MOSCOW: Moscow summoned a Canadian diplomat on Friday to rebut Western allegations that Russia’s secret services had orchestrated a campaign to mail explosive packages to addresses in NATO countries, including Canada.
After a series of fires at DHL depots in Britain and Germany this summer, Russia was accused of being behind a brazen plot to ship explosive parcels via commercial airliners.
Ottawa expressed its concern earlier this week to Russian officials after Poland and Lithuania announced several arrests as a result of a probe into attempts to send parcels packaged with explosives on cargo flights to the United States and Canada.
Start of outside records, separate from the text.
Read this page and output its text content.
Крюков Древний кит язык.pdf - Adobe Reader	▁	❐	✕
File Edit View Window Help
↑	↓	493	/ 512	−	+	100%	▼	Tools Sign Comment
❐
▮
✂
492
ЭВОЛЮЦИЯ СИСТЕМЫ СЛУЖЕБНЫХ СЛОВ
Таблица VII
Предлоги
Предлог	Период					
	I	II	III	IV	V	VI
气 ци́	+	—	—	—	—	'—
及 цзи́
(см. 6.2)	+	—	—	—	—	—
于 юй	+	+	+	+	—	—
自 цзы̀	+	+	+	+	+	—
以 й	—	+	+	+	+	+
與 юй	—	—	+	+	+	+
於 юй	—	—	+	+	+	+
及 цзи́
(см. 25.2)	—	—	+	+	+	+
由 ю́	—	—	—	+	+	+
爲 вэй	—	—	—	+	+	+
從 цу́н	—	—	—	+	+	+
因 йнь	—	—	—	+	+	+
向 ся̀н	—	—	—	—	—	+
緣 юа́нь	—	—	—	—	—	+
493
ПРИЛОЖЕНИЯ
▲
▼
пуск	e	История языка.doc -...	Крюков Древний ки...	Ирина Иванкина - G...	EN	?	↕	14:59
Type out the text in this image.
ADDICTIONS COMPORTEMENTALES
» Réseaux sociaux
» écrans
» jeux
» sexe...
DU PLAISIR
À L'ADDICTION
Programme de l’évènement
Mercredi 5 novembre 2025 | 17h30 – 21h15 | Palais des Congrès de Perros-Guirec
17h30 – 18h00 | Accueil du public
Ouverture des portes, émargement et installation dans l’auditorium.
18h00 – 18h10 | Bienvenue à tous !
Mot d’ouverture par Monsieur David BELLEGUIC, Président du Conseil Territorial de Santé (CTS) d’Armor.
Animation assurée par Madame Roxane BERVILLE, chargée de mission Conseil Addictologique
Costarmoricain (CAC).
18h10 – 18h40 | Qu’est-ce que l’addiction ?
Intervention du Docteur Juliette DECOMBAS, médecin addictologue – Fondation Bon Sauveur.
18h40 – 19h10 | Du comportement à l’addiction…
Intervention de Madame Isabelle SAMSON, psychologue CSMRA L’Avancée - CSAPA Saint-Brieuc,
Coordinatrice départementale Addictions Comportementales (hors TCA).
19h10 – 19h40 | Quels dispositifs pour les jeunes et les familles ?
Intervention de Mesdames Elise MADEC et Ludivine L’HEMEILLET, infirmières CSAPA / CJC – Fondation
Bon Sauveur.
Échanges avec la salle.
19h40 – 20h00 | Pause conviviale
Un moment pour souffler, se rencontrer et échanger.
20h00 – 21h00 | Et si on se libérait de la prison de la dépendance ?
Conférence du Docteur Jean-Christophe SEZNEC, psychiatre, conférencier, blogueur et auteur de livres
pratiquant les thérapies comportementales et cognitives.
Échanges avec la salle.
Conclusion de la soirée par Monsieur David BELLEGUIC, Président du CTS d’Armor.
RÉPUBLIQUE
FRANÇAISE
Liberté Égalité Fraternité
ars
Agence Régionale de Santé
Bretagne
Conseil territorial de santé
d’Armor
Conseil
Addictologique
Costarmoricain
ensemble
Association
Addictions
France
“The deputy head of the Canadian diplomatic mission in Moscow was summoned and handed an official note in connection with the false accusations of alleged planned ‘Russian sabotage’ against NATO countries,” Russia’s foreign ministry said.
Moscow said the Canadian diplomat “was told that these speculations” were being spread in a “coordinated manner, in the context of the hybrid war” being waged against Russia by the West.
Russia blasted the allegations as “false,” “unacceptable” and part of a “provocation” being led by the United States.
Canada’s public safety ministry said Ottawa is “aware of and deeply concerned with Russia’s intensifying campaign, from cyber incidents and disinformation operations to sabotage activities.”
It confirmed the Canadian government had “expressed this concern directly to Russian officials and unequivocally stated that any threat to the safety and security of Canadians is unacceptable.”
The ministry added there was “no imminent threat” to the public but said Canada “will continue to monitor the situation very closely.”
Canada’s Transport Minister Anita Anand told reporters on Wednesday that she required “more information” on the alleged plot but said she would taking “additional steps” to ensure the safety of passengers and packages, without providing details.
The reported plot, involving civilian airlines, comes amid growing concern in the West at what it sees as Russia’s increasingly reckless espionage and sabotage operations inside NATO countries.
“Russian intelligence services have gone a bit feral, frankly,” Richard Moore, head of Britain’s MI6 secret intelligence service said in September in rare public remarks.